What are some of the other challenges your organisation is facing?

People say I am very vocal. That could be true, but I am a very careful man. I don’t do irregular things that would make me have money. There is a paucity of money in the Institute and this has led to other issues.

Last year, the office we were using in Ikeja was demolished after the owner sold it and I wrote to the Governor of Lagos State, Babajide Sanwo-olu, to help us.

I wrote to the governor because I was in the think-tank to the Buhari government. I formulated the Special Constabulary Police for Buhari and he approved it in 2019. The whole of Nigeria started it and the Lagos State Government also adopted it.

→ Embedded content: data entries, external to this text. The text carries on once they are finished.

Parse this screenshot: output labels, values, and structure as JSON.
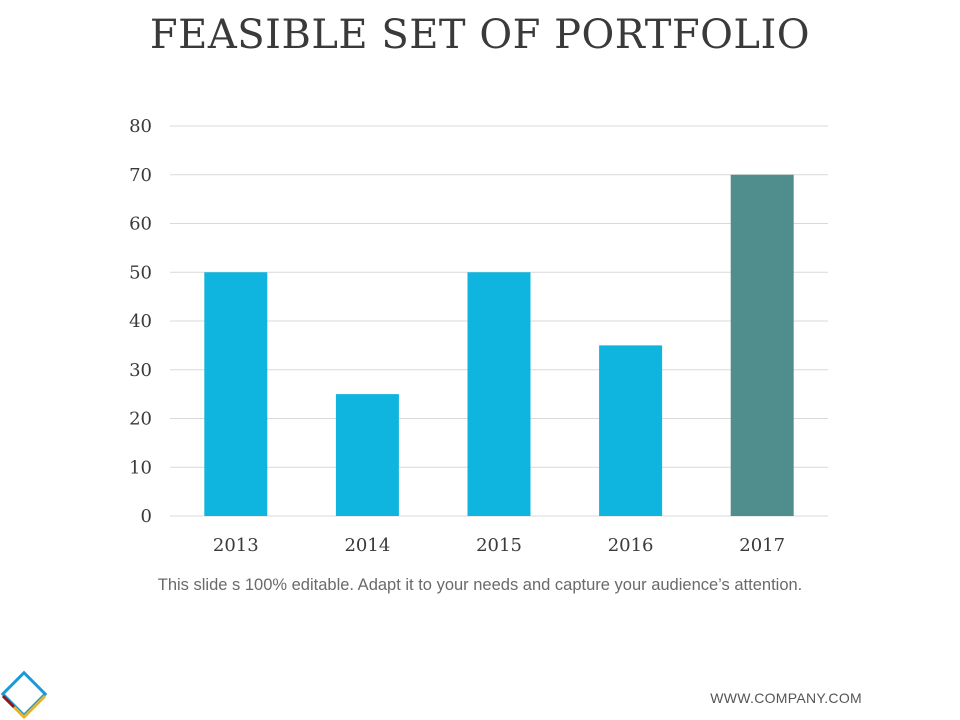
{
  "slide": {
    "title": "FEASIBLE SET OF PORTFOLIO",
    "caption": "This slide s 100% editable. Adapt it to your needs and capture your audience’s attention.",
    "footer_url": "WWW.COMPANY.COM"
  },
  "colors": {
    "bar_primary": "#0fb5de",
    "bar_highlight": "#4f8e8c",
    "gridline": "#d9d9d9",
    "text": "#3a3a3a",
    "logo_blue": "#1a9bd7",
    "logo_yellow": "#e5b32a",
    "logo_red": "#8b1a1a"
  },
  "chart_data": {
    "type": "bar",
    "title": "FEASIBLE SET OF PORTFOLIO",
    "categories": [
      "2013",
      "2014",
      "2015",
      "2016",
      "2017"
    ],
    "values": [
      50,
      25,
      50,
      35,
      70
    ],
    "highlight_index": 4,
    "xlabel": "",
    "ylabel": "",
    "ylim": [
      0,
      80
    ],
    "yticks": [
      0,
      10,
      20,
      30,
      40,
      50,
      60,
      70,
      80
    ],
    "grid": true,
    "legend": "none"
  }
}
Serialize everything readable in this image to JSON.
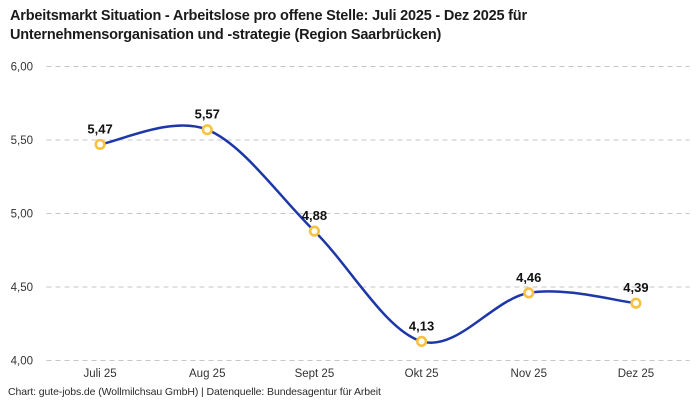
{
  "header": {
    "title_line1": "Arbeitsmarkt Situation - Arbeitslose pro offene Stelle: Juli 2025 - Dez 2025 für",
    "title_line2": "Unternehmensorganisation und -strategie (Region Saarbrücken)"
  },
  "chart_data": {
    "type": "line",
    "title": "Arbeitsmarkt Situation - Arbeitslose pro offene Stelle: Juli 2025 - Dez 2025 für Unternehmensorganisation und -strategie (Region Saarbrücken)",
    "categories": [
      "Juli 25",
      "Aug 25",
      "Sept 25",
      "Okt 25",
      "Nov 25",
      "Dez 25"
    ],
    "values": [
      5.47,
      5.57,
      4.88,
      4.13,
      4.46,
      4.39
    ],
    "value_labels": [
      "5,47",
      "5,57",
      "4,88",
      "4,13",
      "4,46",
      "4,39"
    ],
    "yticks": [
      {
        "value": 4.0,
        "label": "4,00"
      },
      {
        "value": 4.5,
        "label": "4,50"
      },
      {
        "value": 5.0,
        "label": "5,00"
      },
      {
        "value": 5.5,
        "label": "5,50"
      },
      {
        "value": 6.0,
        "label": "6,00"
      }
    ],
    "ylim": [
      4.0,
      6.0
    ],
    "xlabel": "",
    "ylabel": "",
    "grid": "horizontal-dashed",
    "legend": "none",
    "line_style": "smooth",
    "marker": "open-circle"
  },
  "footer": {
    "credit": "Chart: gute-jobs.de (Wollmilchsau GmbH) | Datenquelle: Bundesagentur für Arbeit"
  },
  "colors": {
    "line": "#1e37a8",
    "marker_stroke": "#f7c33e",
    "marker_fill": "#ffffff",
    "gridline": "#c6c6c6",
    "title_text": "#1a1a1a",
    "axis_text": "#333333",
    "background": "#ffffff"
  }
}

I wrote to Governor Sanwo-olu about assisting our institute, but he did not reply to me. He did not reply to the second letter I wrote after about one or two months and the same with the third letter which he sent back to me, and I felt bad.

I am a Nigerian leader without title. On my own, I make things happen. How can someone who wants people to believe that he is patriotic, ignore me? Poverty is bad. I will not see myself as a poor person. The governor did make me feel bad, but what can I do? I won’t fight him over it.

So, we don’t have money. We have been struggling.

For 23 years, you have been proffering solutions to the problem of fuel scarcity in Nigeria. Do you think this government will be able to permanently address this perennial problem?

This government has made a lot of noise about their capability. And I am sorry, but the president brags a lot. The president talks a lot and when you do that, it means you have confidence in yourself.

The moment they stop fuel importation, the naira will appreciate within two months by more than 700 percent. The amount of money they are spending on imported fuel is very huge and it affects the demand for dollars in the market.

And when those who sell shoes, clothes, industrial machinery want to import, they look for foreign currency, especially the dollar. Because of this, the demand for the dollar is so high and what makes it outrageous is the NNPCL policy of importing fuel.

If the refineries were functioning, there wouldn’t be a need to import fuel and the dollar would crash and the economy would then begin to flourish and those people who travelled out of the country for greener pastures would come back home.

I am therefore putting pressure on the government to stop fuel importation.